Zaten inşaatçı, emlakçı, müteahhit patronlar yüzünden ne özgürce fikrimizi beyan edebiliyoruz, ne tarafsız bir şekilde haberin olduğu yerde bulunabiliyoruz. Çünkü arkamızda haberciliği savunan gazeteci imtiyaz sahipleri yerine tek derdi medyanın tetikçi kalem gücü ve medyanın verdiği itibarı düşünen patronlar var.

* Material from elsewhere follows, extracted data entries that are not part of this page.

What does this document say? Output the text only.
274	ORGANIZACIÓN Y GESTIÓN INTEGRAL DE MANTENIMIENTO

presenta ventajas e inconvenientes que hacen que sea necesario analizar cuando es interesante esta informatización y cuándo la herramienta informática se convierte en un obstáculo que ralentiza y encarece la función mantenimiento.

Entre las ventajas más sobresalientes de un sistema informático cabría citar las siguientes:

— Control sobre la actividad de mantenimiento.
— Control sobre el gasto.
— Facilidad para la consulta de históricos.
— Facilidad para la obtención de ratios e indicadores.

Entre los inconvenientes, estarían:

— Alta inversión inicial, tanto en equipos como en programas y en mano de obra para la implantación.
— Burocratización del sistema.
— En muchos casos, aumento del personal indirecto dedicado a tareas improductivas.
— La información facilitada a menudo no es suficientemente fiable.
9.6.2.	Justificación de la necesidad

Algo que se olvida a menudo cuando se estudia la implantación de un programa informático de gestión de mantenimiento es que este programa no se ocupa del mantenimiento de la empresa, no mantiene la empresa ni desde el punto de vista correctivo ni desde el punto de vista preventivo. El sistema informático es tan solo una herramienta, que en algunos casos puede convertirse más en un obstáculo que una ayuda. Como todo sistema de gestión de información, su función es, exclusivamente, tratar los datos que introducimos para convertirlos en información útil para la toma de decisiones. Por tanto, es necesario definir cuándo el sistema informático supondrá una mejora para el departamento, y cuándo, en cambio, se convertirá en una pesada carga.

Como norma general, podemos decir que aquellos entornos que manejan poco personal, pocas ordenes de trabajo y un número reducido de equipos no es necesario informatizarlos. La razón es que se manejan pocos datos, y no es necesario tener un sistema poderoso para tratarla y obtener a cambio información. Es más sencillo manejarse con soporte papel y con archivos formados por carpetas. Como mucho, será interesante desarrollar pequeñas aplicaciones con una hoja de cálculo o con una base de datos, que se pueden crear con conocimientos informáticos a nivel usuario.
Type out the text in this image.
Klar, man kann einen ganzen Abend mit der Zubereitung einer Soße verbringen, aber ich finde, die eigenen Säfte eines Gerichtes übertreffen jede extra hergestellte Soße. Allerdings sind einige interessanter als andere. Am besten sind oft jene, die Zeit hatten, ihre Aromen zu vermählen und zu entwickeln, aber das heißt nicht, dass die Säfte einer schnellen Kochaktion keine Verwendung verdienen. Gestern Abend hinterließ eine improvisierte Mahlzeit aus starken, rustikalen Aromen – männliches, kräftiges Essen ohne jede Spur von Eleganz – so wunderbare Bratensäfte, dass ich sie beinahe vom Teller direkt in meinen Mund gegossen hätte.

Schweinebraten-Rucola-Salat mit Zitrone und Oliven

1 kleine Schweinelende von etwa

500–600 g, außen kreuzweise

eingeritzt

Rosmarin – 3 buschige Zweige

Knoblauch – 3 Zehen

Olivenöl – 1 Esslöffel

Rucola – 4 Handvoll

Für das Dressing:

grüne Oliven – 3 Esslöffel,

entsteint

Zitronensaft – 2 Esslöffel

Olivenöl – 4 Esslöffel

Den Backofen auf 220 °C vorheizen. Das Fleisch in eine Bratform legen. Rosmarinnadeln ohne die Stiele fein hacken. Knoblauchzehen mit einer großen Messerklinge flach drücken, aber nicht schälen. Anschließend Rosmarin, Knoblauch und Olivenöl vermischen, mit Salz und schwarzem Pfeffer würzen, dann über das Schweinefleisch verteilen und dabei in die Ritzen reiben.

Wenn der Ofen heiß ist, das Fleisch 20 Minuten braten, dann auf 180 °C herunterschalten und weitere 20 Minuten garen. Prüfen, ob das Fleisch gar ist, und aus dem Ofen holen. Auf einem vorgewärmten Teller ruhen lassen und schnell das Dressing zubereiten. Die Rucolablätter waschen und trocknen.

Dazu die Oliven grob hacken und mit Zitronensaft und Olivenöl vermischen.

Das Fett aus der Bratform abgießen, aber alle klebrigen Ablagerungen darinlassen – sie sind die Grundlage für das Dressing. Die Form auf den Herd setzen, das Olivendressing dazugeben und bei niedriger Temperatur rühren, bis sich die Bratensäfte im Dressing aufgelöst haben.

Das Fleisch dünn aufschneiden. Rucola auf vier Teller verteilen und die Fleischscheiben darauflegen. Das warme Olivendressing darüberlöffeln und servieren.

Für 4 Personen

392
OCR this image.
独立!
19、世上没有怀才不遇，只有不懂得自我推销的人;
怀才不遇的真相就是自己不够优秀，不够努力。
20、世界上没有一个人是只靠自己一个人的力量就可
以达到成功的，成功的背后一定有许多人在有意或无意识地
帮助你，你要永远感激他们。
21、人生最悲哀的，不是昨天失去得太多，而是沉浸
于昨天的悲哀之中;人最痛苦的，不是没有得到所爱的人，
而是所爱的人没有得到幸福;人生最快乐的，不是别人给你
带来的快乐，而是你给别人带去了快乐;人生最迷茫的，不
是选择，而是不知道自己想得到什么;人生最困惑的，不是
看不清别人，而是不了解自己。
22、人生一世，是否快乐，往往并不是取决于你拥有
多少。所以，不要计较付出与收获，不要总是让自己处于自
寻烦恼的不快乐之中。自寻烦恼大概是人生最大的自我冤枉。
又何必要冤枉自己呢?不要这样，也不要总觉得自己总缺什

Bir de sizin gibi çok affedersin iş bilmez, meslekle uzaktan yakından alakası olmayan, birilerinin selamıyla hak etmediği yere senelerce kazık çakan, iş bilen insanlara bilmişlik taslayan, işin eğitimini almış muhabirlikten kameramanlığa, grafikten rejiye bütün işi a'dan z'ye öğrenmiş basın mensuplarının yerini zapt eden kişiler sektöre doluşunca bize olanlar oluyor. Vakti zamanında yaşça benden küçük bir sözde müdüre söylediğim gibi, "Fotoğraf çek desem çekemezsin, haber yaz desem yazamazsın, grafikten kurgudan anlamazsın. Peki sen bu sektörde ne halta yararsın?"
Yeter, rica ediyorum medyayı at koşturacak bir alan görmeyin. Eğitimini almış, sektöre yıllarını vermiş medya ve basın mensuplarına gölge etmeyin. Yerimiz yeterince dar!